Uno de los tres (algo para recordar)

Capítulo 3

CAPÍTULO 3

El mero hecho de que nos hayan repetido lo mismo una y otra vez, no lo convierte en algo verdadero.

AHORA

Con las manos metidas en los bolsillos de mi abrigo, espero a April en la salida del colegio. No vamos a ir a casa, hoy el frío no nos va a detener. La voy a llevar a un sitio que para mí es muy especial y espero que su dueño me recuerde como la “chiquita” –así era como me llamaba–, que pintaba cuadros y servía cafés.

—Jean, ¿qué tal? —me pregunta una voz femenina que distingo como la de Kate Sullivan, detrás de mí.

—Bien, Kate.

«No te voy a dar el gusto de decirte que estoy hecha una mierda y que mi hija no me mira y apenas me habla.»

—Poco a poco, Jean. Poco a poco.

Me mira con cara de pena. Odio esas caras, esos pucheros, esos gestos, ese consuelo. Lo odio todo de Kate Sullivan.

—Claro, Kate. Claro —digo en su mismo tono de voz.

Afortunadamente, su repelente hija Jennifer sale antes que April y se van, cogidas de la mano, en dirección a su apartamento de Upper East Side, mientras yo sigo esperando a mi hija.
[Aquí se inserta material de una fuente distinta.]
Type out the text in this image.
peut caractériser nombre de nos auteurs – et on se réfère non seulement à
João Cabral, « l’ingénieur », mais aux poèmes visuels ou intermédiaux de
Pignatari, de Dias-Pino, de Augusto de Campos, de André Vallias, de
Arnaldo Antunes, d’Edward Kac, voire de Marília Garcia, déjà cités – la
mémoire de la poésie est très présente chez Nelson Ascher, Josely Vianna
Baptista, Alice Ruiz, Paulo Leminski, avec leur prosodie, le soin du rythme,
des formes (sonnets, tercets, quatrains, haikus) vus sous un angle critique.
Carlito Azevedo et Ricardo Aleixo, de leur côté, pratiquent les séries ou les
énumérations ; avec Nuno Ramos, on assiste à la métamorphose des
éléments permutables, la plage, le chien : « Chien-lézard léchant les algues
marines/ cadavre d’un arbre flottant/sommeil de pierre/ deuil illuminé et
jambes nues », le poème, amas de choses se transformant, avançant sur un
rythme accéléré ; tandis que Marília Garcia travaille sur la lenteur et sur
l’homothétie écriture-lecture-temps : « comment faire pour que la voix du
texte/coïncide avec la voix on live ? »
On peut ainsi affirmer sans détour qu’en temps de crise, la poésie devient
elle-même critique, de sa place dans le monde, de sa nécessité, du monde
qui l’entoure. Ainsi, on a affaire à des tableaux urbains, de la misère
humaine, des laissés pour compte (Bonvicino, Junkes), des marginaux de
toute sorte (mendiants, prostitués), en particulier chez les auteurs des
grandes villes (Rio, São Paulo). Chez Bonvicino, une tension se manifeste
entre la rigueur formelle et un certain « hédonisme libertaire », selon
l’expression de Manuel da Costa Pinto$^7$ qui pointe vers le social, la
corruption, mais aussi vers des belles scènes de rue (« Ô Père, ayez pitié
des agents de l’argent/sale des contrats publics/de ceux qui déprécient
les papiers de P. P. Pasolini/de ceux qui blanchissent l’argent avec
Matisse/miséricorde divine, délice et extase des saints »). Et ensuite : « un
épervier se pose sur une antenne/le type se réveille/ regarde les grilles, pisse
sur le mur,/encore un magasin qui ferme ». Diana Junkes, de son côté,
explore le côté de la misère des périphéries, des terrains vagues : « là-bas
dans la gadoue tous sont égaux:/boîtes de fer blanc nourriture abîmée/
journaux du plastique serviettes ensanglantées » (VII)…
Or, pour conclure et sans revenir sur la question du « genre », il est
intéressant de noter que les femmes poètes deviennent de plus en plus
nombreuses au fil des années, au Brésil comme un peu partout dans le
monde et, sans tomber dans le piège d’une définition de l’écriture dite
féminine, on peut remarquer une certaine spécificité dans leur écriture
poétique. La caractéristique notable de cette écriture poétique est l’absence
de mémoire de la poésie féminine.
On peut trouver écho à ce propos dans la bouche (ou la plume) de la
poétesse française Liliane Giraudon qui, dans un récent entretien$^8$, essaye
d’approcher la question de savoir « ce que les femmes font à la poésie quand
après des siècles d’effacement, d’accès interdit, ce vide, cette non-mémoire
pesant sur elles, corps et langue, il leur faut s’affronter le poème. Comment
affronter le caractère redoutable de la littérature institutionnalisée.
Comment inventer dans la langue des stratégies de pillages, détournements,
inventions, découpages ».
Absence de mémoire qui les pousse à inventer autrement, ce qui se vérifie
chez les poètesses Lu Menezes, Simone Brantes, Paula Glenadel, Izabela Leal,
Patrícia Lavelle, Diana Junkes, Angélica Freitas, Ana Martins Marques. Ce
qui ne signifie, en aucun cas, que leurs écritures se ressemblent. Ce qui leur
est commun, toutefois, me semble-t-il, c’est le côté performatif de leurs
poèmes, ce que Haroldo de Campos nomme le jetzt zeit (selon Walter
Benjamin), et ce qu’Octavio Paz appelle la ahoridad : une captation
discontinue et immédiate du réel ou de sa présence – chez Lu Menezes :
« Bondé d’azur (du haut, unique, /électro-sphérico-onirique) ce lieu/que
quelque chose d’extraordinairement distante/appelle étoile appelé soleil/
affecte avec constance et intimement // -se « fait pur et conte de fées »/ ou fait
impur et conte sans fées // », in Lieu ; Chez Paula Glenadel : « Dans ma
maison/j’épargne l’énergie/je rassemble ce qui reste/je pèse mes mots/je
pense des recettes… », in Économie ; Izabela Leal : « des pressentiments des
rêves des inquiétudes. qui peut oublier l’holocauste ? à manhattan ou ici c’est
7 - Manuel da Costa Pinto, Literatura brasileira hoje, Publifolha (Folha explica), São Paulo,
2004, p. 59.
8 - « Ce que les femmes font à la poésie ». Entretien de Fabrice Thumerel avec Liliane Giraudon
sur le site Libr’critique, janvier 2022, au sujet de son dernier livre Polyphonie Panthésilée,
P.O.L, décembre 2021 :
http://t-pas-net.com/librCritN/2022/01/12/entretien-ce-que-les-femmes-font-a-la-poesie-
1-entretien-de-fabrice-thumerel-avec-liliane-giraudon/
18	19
Miro el reloj. Estoy empezando a impacientarme, puede que entre a ver qué pasa. Cuando doy un paso, veo a April acompañada de Ingrid, su tutora, con cara de pocos amigos. Ingrid sonríe con cara de circunstancias y me fijo en el bolsillo rasgado de la chaqueta de April y en su melena rubia despeinada.

—¿Qué ha pasado?

—Tranquila, Ingrid.

¿Tranquila? ¿Tranquila? ¿A mi hija se le está empezando a hinchar el labio y debo estar tranquila?

—Se ha peleado con Sarah, pero no pasa nada. No ha ido más allá de un golpe —trata de tranquilizarme la tutora, mientras April baja la mirada avergonzada.

—¿Por qué? —quiero saber, mirando el bolsillo rasgado de la chaqueta y el labio. ¿Un golpe? ¿Solo un golpe?

—Bueno… —empieza a decir Ingrid apenas en un murmullo—. Sarah le ha dicho que…

—¡Que papá no me quería! —exclama April de repente, con las mejillas encendidas y los ojos repletos de lágrimas. Sé que quiere abrazarme para sentirse protegida entre mis brazos, pero no lo hace. No sé por qué demonios no lo hace. Soy yo la que se acerca a ella y la arrimo a mí, pero me aparta cruelmente.

—Dale tiempo, Jean —me aconseja Ingrid, poniendo una mano sobre mi hombro.

Asiento sin saber qué más decir y decido que hoy lo mejor será volver a casa. No habrá sorpresa. Hoy, la chiquita, no volverá al bar donde servía café y soñaba con ser una gran artista exponiendo sus cuadros por todo el mundo.